How a P2P network guarantees data availability
November 24, 2022

How a P2P network guarantees data availability

The industry often computes the reliability of a system (e.g. its Mean Time Between Failures)  by aggregating those of its components - a system being weaker than its weakest component. Relying on intermittent or unreliable elements does not seem to be the best idea to build a reliable service. Critical systems that cannot afford failure, such as airplanes or spacecrafts, are nevertheless built. They rely on the engineering concept of redundancy, which is the duplication of critical components with the intention of increasing its reliability.

Fortunately, peer to peer systems are made of thousands or millions of similar peers. Peers may be unreliable but easily duplicated. But basic duplication comes at a cost : to guarantee timely access to a file with intermittent peers (e.g. 90% availability), it may be required to duplicate this file on two, three or even four peers for an availability of 99%, 99.9% or 99.99%.

Fortunately, we have more optimal strategies :

1- Using Forward Error Correction : error correction codes were invented in the 50s to control and repair errors over a noisy communication channel. This is achieved by adding additional information, aka “redundancy” in the transmitted information. Reed Solomon coding is one of the famous examples of such code, used in CDs, DVDs, and hard disk drives. For disk drives, RAID-6 uses similar redundancy strategies.
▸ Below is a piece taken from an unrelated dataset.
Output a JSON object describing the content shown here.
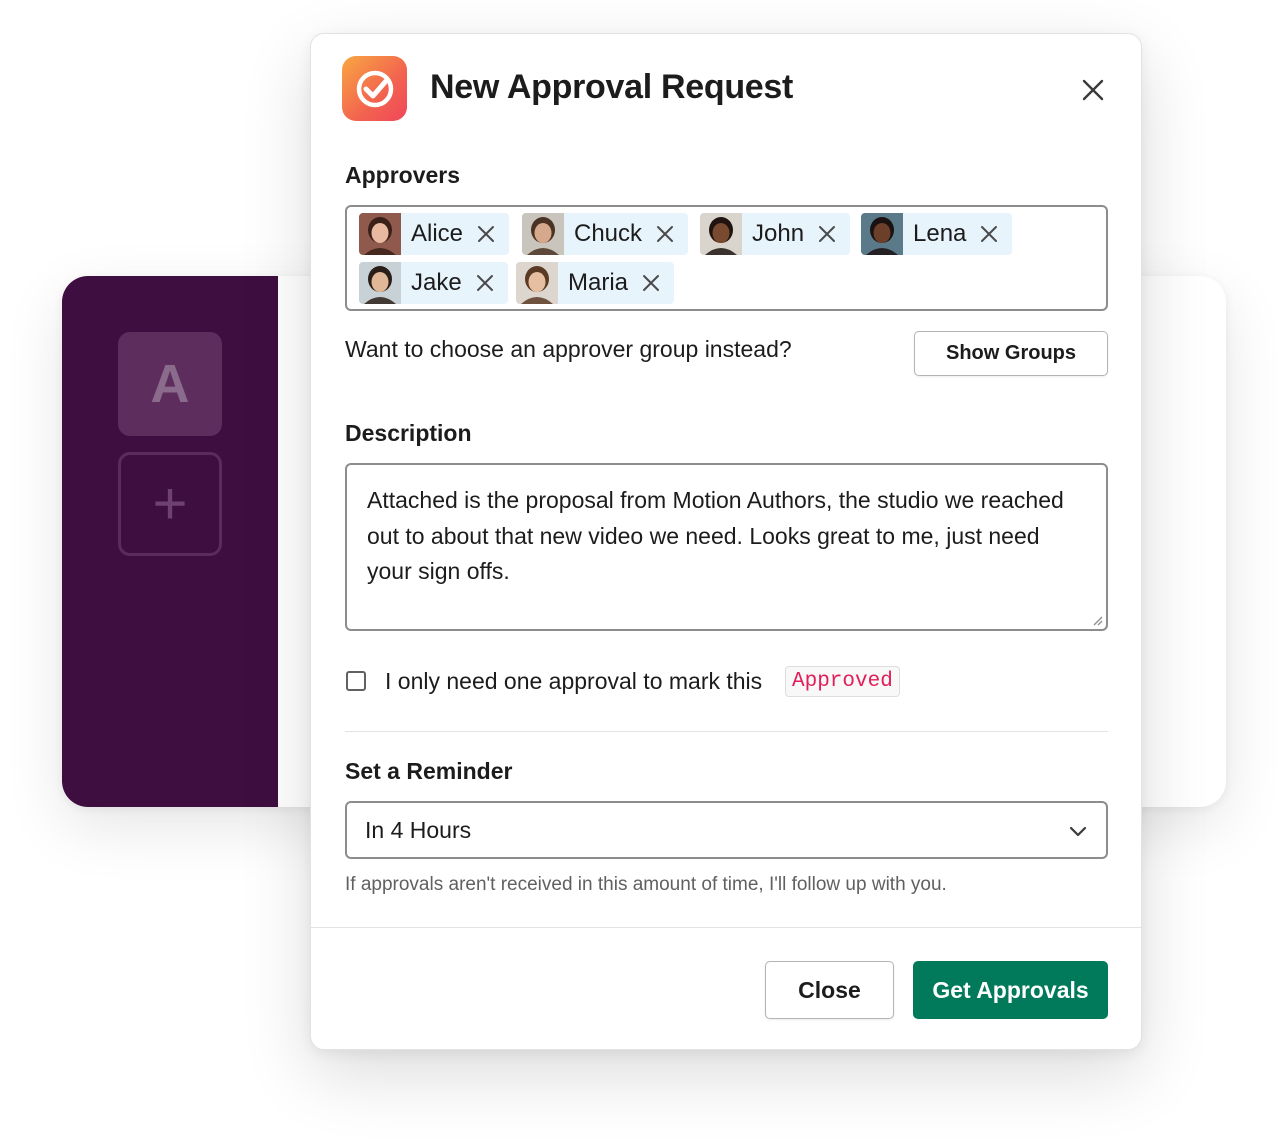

How is that used in Hive’s P2P file storage system, HiveDrive?

Files are split into shards of data spread across the P2P network. Additional shards are created to account for peers disappearing from Hive or content being destroyed by hardware failures. For example, let’s assume 100 encrypted shards are generated from your file and sent to 100 peers. These are generated in such a way that only 70 are needed to rebuild the original file. Missing shards are regenerated as soon as we discover peers leaving. With only 30% overhead, the probability of not being able to access the content is then several orders of magnitude lower compared to the simple replication strategy.
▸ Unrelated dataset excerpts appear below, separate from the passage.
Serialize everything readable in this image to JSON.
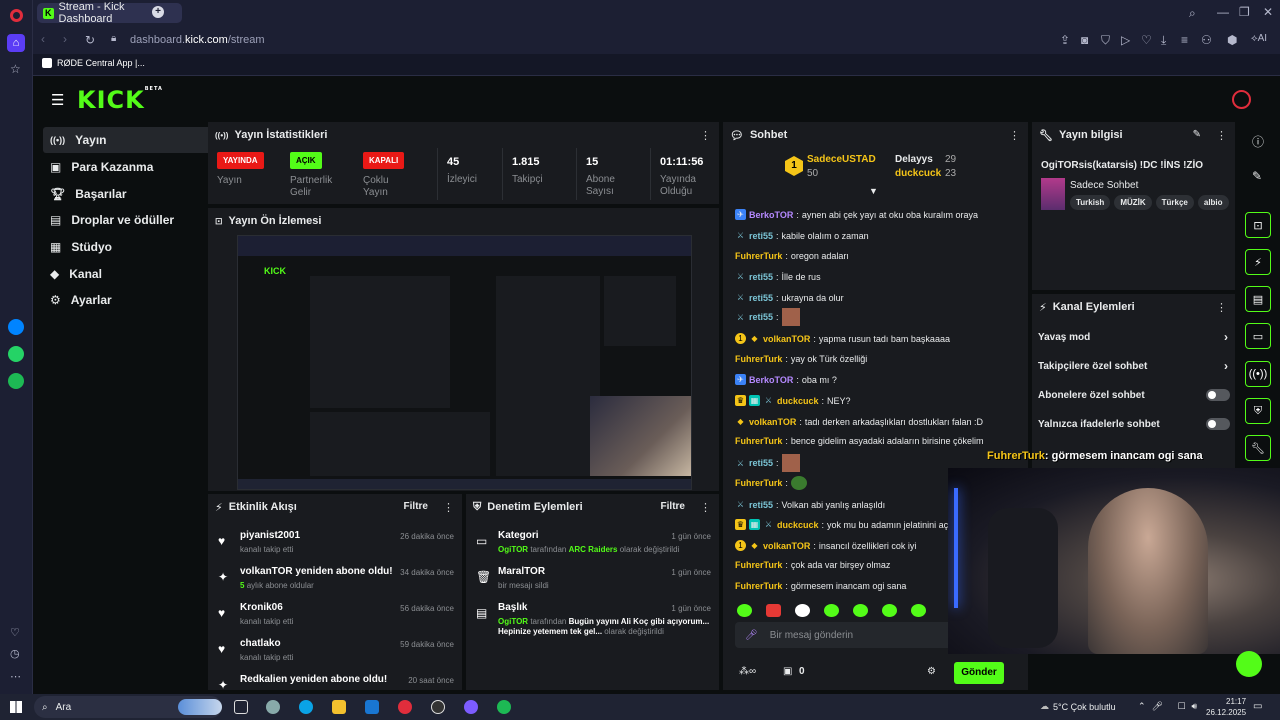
{
  "browser": {
    "tab_title": "Stream - Kick Dashboard",
    "url_prefix": "dashboard.",
    "url_domain": "kick.com",
    "url_path": "/stream",
    "bookmark": "RØDE Central App |...",
    "ai_label": "AI"
  },
  "app": {
    "logo": "KICK",
    "logo_beta": "BETA",
    "sidebar": [
      {
        "label": "Yayın",
        "chevron": false
      },
      {
        "label": "Para Kazanma",
        "chevron": true
      },
      {
        "label": "Başarılar",
        "chevron": false
      },
      {
        "label": "Droplar ve ödüller",
        "chevron": false
      },
      {
        "label": "Stüdyo",
        "chevron": true
      },
      {
        "label": "Kanal",
        "chevron": true
      },
      {
        "label": "Ayarlar",
        "chevron": true
      }
    ]
  },
  "stats": {
    "title": "Yayın İstatistikleri",
    "items": [
      {
        "value": "YAYINDA",
        "label": "Yayın",
        "badge": true,
        "color": "#e91916"
      },
      {
        "value": "AÇIK",
        "label": "Partnerlik Gelir",
        "badge": true,
        "color": "#53fc18"
      },
      {
        "value": "KAPALI",
        "label": "Çoklu Yayın",
        "badge": true,
        "color": "#e91916"
      },
      {
        "value": "45",
        "label": "İzleyici",
        "badge": false
      },
      {
        "value": "1.815",
        "label": "Takipçi",
        "badge": false
      },
      {
        "value": "15",
        "label": "Abone Sayısı",
        "badge": false
      },
      {
        "value": "01:11:56",
        "label": "Yayında Olduğu",
        "badge": false
      }
    ]
  },
  "preview": {
    "title": "Yayın Ön İzlemesi"
  },
  "activity": {
    "title": "Etkinlik Akışı",
    "filter": "Filtre",
    "items": [
      {
        "title": "piyanist2001",
        "sub": "kanalı takip etti",
        "time": "26 dakika önce"
      },
      {
        "title": "volkanTOR yeniden abone oldu!",
        "sub_num": "5",
        "sub": "aylık abone oldular",
        "time": "34 dakika önce"
      },
      {
        "title": "Kronik06",
        "sub": "kanalı takip etti",
        "time": "56 dakika önce"
      },
      {
        "title": "chatlako",
        "sub": "kanalı takip etti",
        "time": "59 dakika önce"
      },
      {
        "title": "Redkalien yeniden abone oldu!",
        "sub": "",
        "time": "20 saat önce"
      }
    ]
  },
  "moderation": {
    "title": "Denetim Eylemleri",
    "filter": "Filtre",
    "items": [
      {
        "title": "Kategori",
        "user": "OgiTOR",
        "mid": "tarafından",
        "target": "ARC Raiders",
        "rest": "olarak değiştirildi",
        "time": "1 gün önce"
      },
      {
        "title": "MaralTOR",
        "user": "",
        "mid": "",
        "target": "",
        "rest": "bir mesajı sildi",
        "time": "1 gün önce"
      },
      {
        "title": "Başlık",
        "user": "OgiTOR",
        "mid": "tarafından",
        "target": "Bugün yayını Ali Koç gibi açıyorum... Hepinize yetemem tek gel...",
        "rest": "olarak değiştirildi",
        "time": "1 gün önce"
      }
    ]
  },
  "chat": {
    "title": "Sohbet",
    "top": {
      "rank": "1",
      "name": "SadeceUSTAD",
      "score": "50",
      "p2": "Delayys",
      "p2_score": "29",
      "p3": "duckcuck",
      "p3_score": "23"
    },
    "messages": [
      {
        "user": "BerkoTOR",
        "color": "purple",
        "text": "aynen abi çek yayı at oku oba kuralım oraya"
      },
      {
        "user": "reti55",
        "color": "teal",
        "text": "kabile olalım o zaman"
      },
      {
        "user": "FuhrerTurk",
        "color": "yellow",
        "text": "oregon adaları"
      },
      {
        "user": "reti55",
        "color": "teal",
        "text": "İlle de rus"
      },
      {
        "user": "reti55",
        "color": "teal",
        "text": "ukrayna da olur"
      },
      {
        "user": "reti55",
        "color": "teal",
        "text": ""
      },
      {
        "user": "volkanTOR",
        "color": "yellow",
        "text": "yapma rusun tadı bam başkaaaa"
      },
      {
        "user": "FuhrerTurk",
        "color": "yellow",
        "text": "yay ok Türk özelliği"
      },
      {
        "user": "BerkoTOR",
        "color": "purple",
        "text": "oba mı ?"
      },
      {
        "user": "duckcuck",
        "color": "yellow",
        "text": "NEY?"
      },
      {
        "user": "volkanTOR",
        "color": "yellow",
        "text": "tadı derken arkadaşlıkları dostlukları falan :D"
      },
      {
        "user": "FuhrerTurk",
        "color": "yellow",
        "text": "bence gidelim asyadaki adaların birisine çökelim"
      },
      {
        "user": "reti55",
        "color": "teal",
        "text": ""
      },
      {
        "user": "FuhrerTurk",
        "color": "yellow",
        "text": ""
      },
      {
        "user": "reti55",
        "color": "teal",
        "text": "Volkan abi yanlış anlaşıldı"
      },
      {
        "user": "duckcuck",
        "color": "yellow",
        "text": "yok mu bu adamın jelatinini aç"
      },
      {
        "user": "volkanTOR",
        "color": "yellow",
        "text": "insancıl özellikleri cok iyi"
      },
      {
        "user": "FuhrerTurk",
        "color": "yellow",
        "text": "çok ada var birşey olmaz"
      },
      {
        "user": "FuhrerTurk",
        "color": "yellow",
        "text": "görmesem inancam ogi sana"
      }
    ],
    "input_placeholder": "Bir mesaj gönderin",
    "count": "0",
    "send": "Gönder"
  },
  "stream_info": {
    "title": "Yayın bilgisi",
    "stream_title": "OgiTORsis(katarsis) !DC !İNS !ZİO",
    "category": "Sadece Sohbet",
    "tags": [
      "Turkish",
      "MÜZİK",
      "Türkçe",
      "albio"
    ]
  },
  "channel_actions": {
    "title": "Kanal Eylemleri",
    "items": [
      {
        "label": "Yavaş mod",
        "type": "arrow"
      },
      {
        "label": "Takipçilere özel sohbet",
        "type": "arrow"
      },
      {
        "label": "Abonelere özel sohbet",
        "type": "toggle"
      },
      {
        "label": "Yalnızca ifadelerle sohbet",
        "type": "toggle"
      }
    ]
  },
  "overlay_chat": {
    "user": "FuhrerTurk",
    "text": "görmesem inancam ogi sana"
  },
  "taskbar": {
    "search": "Ara",
    "weather": "5°C  Çok bulutlu",
    "time": "21:17",
    "date": "26.12.2025"
  },
  "colors": {
    "kick_green": "#53fc18",
    "live_red": "#e91916"
  }
}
2- Modeling node behaviors : peers in the Hive P2P network all have the same role, but behave differently. The computer in your bedroom is turned off every night, but your NAS is on 24/7. Usage patterns and availability are different over the day and vary between peers and across geographies. Hive learns the behavior of each peer and places each shard in an optimal location to ensure that the data can always be reconstructed when needed.

3- Data persistence : we explained how forward error correction can mitigate unavailable peers. Peers may also experience hardware failures and will remain unavailable forever. peers that haven’t connected for a long time, or are failing to prove that they have valid data will be marked as a failed peer. Hive’s P2P network will start reconstructing its data elsewhere.

As you can see, there are a variety of ways for a P2P network to guarantee data availability in a heterogeneous, rapidly evolving group of peers, by using the advantage of numbers to provide what is essentially statistical cloud storage.